A Mass in Ballymoe Church on Monday, November 2nd will mark the 100th anniversary of the execution of Private James Daly, a native of Ballymoe, who took part in a mutiny of Connaught Rangers based in India in 1920 to protest against the Black and Tans’ activities in Ireland.
There are also plans by Dr. Conor McNamara, a leading authority on the subject and on 1916 history, to compile a booklet in Daly’s memory while Galway County Council are expected to produce an online video commemorating the Ballymoe man.
The son of James Daly, a baker, and Kathleen Creane, Daly was born in Ballymoe, Co. Galway on Christmas Eve 1899. The family later moved to Tyrellspass, Co. Westmeath before Daly joined the Connaught Rangers in 1919 and was posted to India.
The mutiny of 1920 started in June of that year at Wellington Barracks, Punjab, where Daly’s brother, William, was involved. The revolt then spread to other Connaught Rangers’ companies at Jutogh and Solan, where, led by WW1 veteran, Joseph Hawes from Kilrush, Co. Clare, James Daly and over a hundred other men laid down their arms and refused to return to duty in protest over the activities of the British Armed Forces in Ireland.
The mutiny was quashed and 19 men were sentenced to death while 59 were sentenced to life imprisonment. Ten men were acquitted and all other sentences were commuted, except for Daly’s, as he was considered a ringleader.

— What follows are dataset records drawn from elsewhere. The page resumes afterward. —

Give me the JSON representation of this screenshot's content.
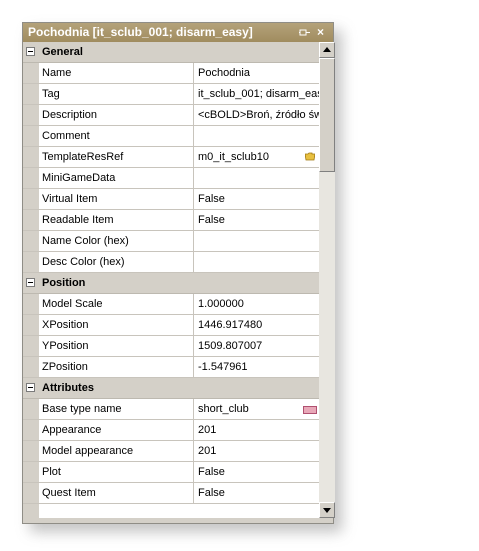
{
  "window": {
    "title": "Pochodnia [it_sclub_001; disarm_easy]",
    "close_glyph": "×",
    "pin_icon": "pin-icon"
  },
  "categories": [
    {
      "label": "General",
      "rows": [
        {
          "name": "Name",
          "value": "Pochodnia"
        },
        {
          "name": "Tag",
          "value": "it_sclub_001; disarm_eas"
        },
        {
          "name": "Description",
          "value": "<cBOLD>Broń, źródło św"
        },
        {
          "name": "Comment",
          "value": ""
        },
        {
          "name": "TemplateResRef",
          "value": "m0_it_sclub10",
          "icon": "folder-browse-icon"
        },
        {
          "name": "MiniGameData",
          "value": ""
        },
        {
          "name": "Virtual Item",
          "value": "False"
        },
        {
          "name": "Readable Item",
          "value": "False"
        },
        {
          "name": "Name Color (hex)",
          "value": ""
        },
        {
          "name": "Desc Color (hex)",
          "value": ""
        }
      ]
    },
    {
      "label": "Position",
      "rows": [
        {
          "name": "Model Scale",
          "value": "1.000000"
        },
        {
          "name": "XPosition",
          "value": "1446.917480"
        },
        {
          "name": "YPosition",
          "value": "1509.807007"
        },
        {
          "name": "ZPosition",
          "value": "-1.547961"
        }
      ]
    },
    {
      "label": "Attributes",
      "rows": [
        {
          "name": "Base type name",
          "value": "short_club",
          "icon": "resource-icon"
        },
        {
          "name": "Appearance",
          "value": "201"
        },
        {
          "name": "Model appearance",
          "value": "201"
        },
        {
          "name": "Plot",
          "value": "False"
        },
        {
          "name": "Quest Item",
          "value": "False"
        }
      ]
    }
  ]
}
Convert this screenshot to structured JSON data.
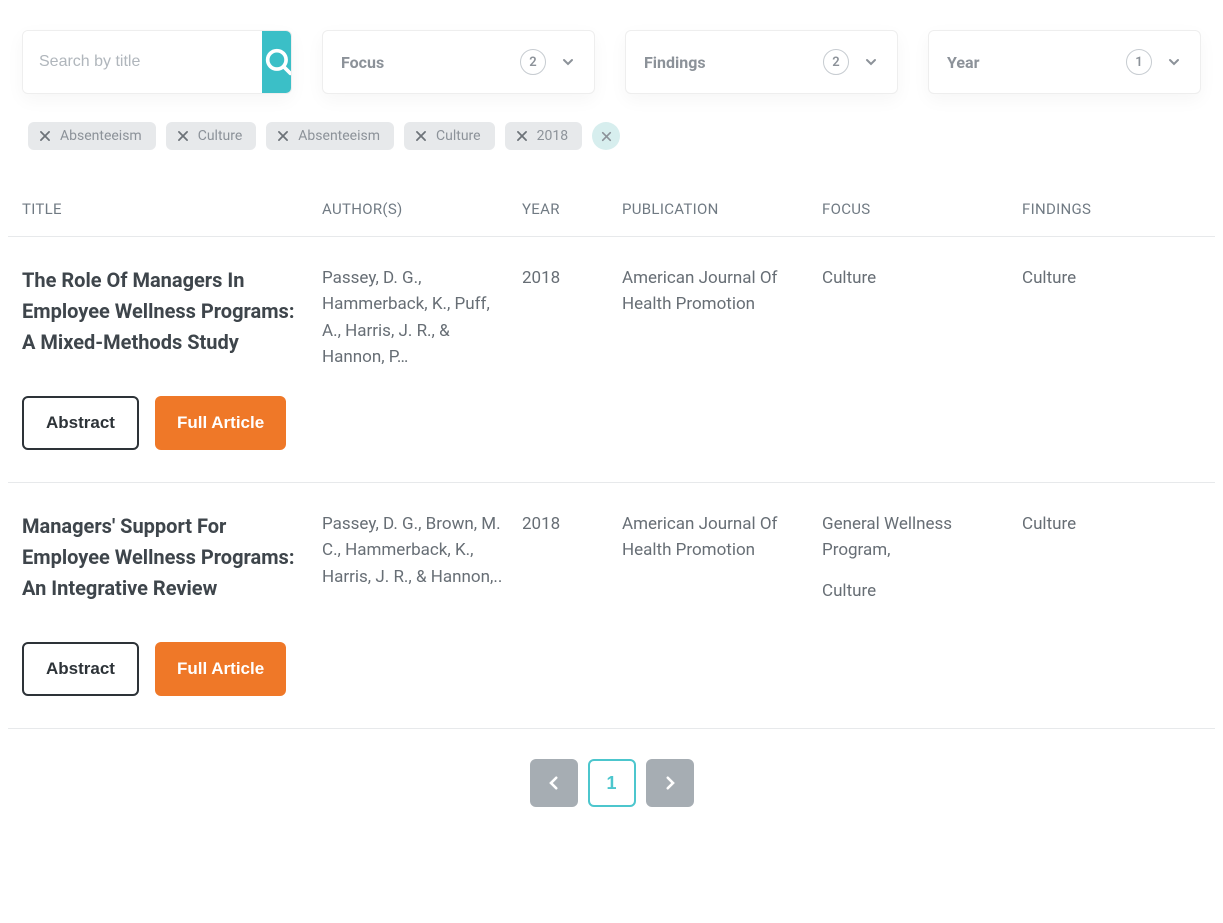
{
  "search": {
    "placeholder": "Search by title"
  },
  "filters": [
    {
      "label": "Focus",
      "count": "2"
    },
    {
      "label": "Findings",
      "count": "2"
    },
    {
      "label": "Year",
      "count": "1"
    }
  ],
  "chips": [
    {
      "label": "Absenteeism"
    },
    {
      "label": "Culture"
    },
    {
      "label": "Absenteeism"
    },
    {
      "label": "Culture"
    },
    {
      "label": "2018"
    }
  ],
  "columns": {
    "title": "TITLE",
    "authors": "AUTHOR(S)",
    "year": "YEAR",
    "publication": "PUBLICATION",
    "focus": "FOCUS",
    "findings": "FINDINGS"
  },
  "button_labels": {
    "abstract": "Abstract",
    "full": "Full Article"
  },
  "rows": [
    {
      "title": "The Role Of Managers In Employee Wellness Programs: A Mixed-Methods Study",
      "authors": "Passey, D. G., Hammerback, K., Puff, A., Harris, J. R., & Hannon, P…",
      "year": "2018",
      "publication": "American Journal Of Health Promotion",
      "focus": [
        "Culture"
      ],
      "findings": "Culture"
    },
    {
      "title": "Managers' Support For Employee Wellness Programs: An Integrative Review",
      "authors": "Passey, D. G., Brown, M. C., Hammerback, K., Harris, J. R., & Hannon,..",
      "year": "2018",
      "publication": "American Journal Of Health Promotion",
      "focus": [
        "General Wellness Program,",
        "Culture"
      ],
      "findings": "Culture"
    }
  ],
  "pagination": {
    "current": "1"
  }
}
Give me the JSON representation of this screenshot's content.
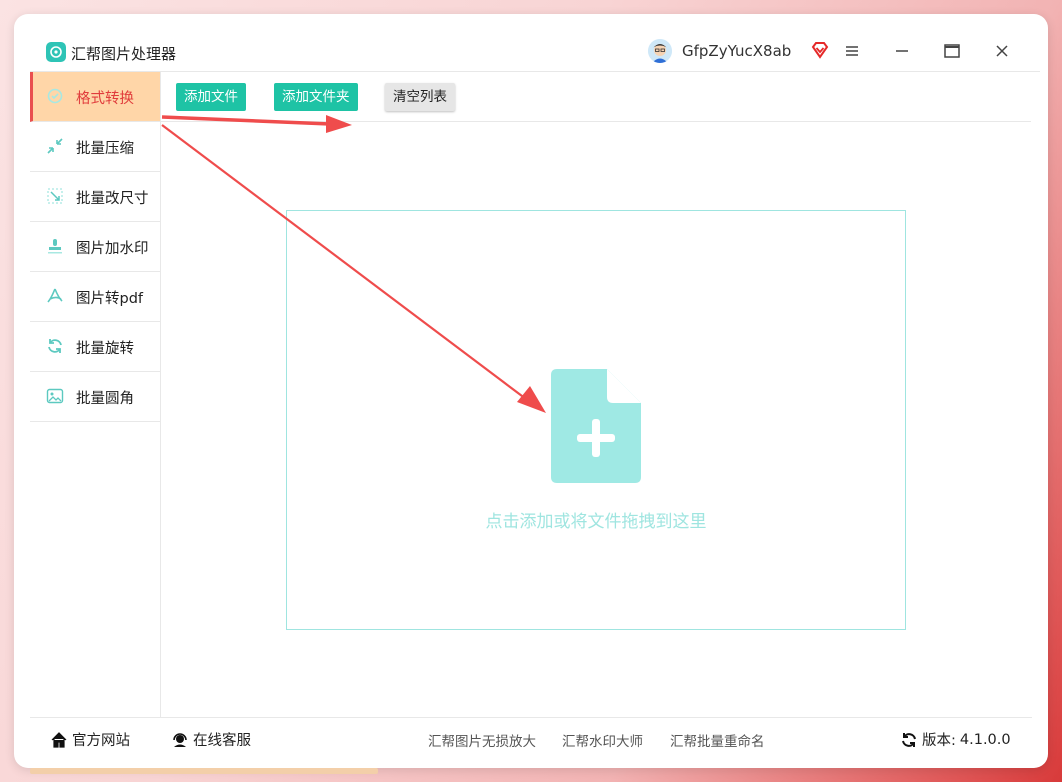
{
  "app": {
    "title": "汇帮图片处理器",
    "username": "GfpZyYucX8ab"
  },
  "sidebar": {
    "items": [
      {
        "label": "格式转换",
        "icon": "format-convert-icon",
        "active": true
      },
      {
        "label": "批量压缩",
        "icon": "compress-icon"
      },
      {
        "label": "批量改尺寸",
        "icon": "resize-icon"
      },
      {
        "label": "图片加水印",
        "icon": "watermark-icon"
      },
      {
        "label": "图片转pdf",
        "icon": "pdf-icon"
      },
      {
        "label": "批量旋转",
        "icon": "rotate-icon"
      },
      {
        "label": "批量圆角",
        "icon": "rounded-corner-icon"
      }
    ]
  },
  "toolbar": {
    "add_file": "添加文件",
    "add_folder": "添加文件夹",
    "clear_list": "清空列表"
  },
  "dropzone": {
    "hint": "点击添加或将文件拖拽到这里"
  },
  "footer": {
    "official_site": "官方网站",
    "online_support": "在线客服",
    "links": [
      "汇帮图片无损放大",
      "汇帮水印大师",
      "汇帮批量重命名"
    ],
    "version_label": "版本:",
    "version": "4.1.0.0"
  },
  "colors": {
    "accent": "#1ec3a5",
    "active_bg": "#ffd6a8",
    "active_text": "#e03c3c",
    "dropzone": "#9fe5e0",
    "arrow": "#ef4c4c"
  }
}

Private James Daly was executed by firing squad on November 2nd, 1920, making him the last member of the British Forces to be executed for mutiny. His body was sent back to Ireland in 1970 on the 50th anniversary of his death and he was laid to rest in Tyrellspass, Co. Westmeath. Joseph Hawes was present at the commemoration and Daly is remembered in the traditional Irish song ‘Lay Him Away on the Hillside’.
Monday’s Mass in Ballymoe to commemorate James Daly’s 100th anniversary will be broadcast on 106.5FM from 7 pm.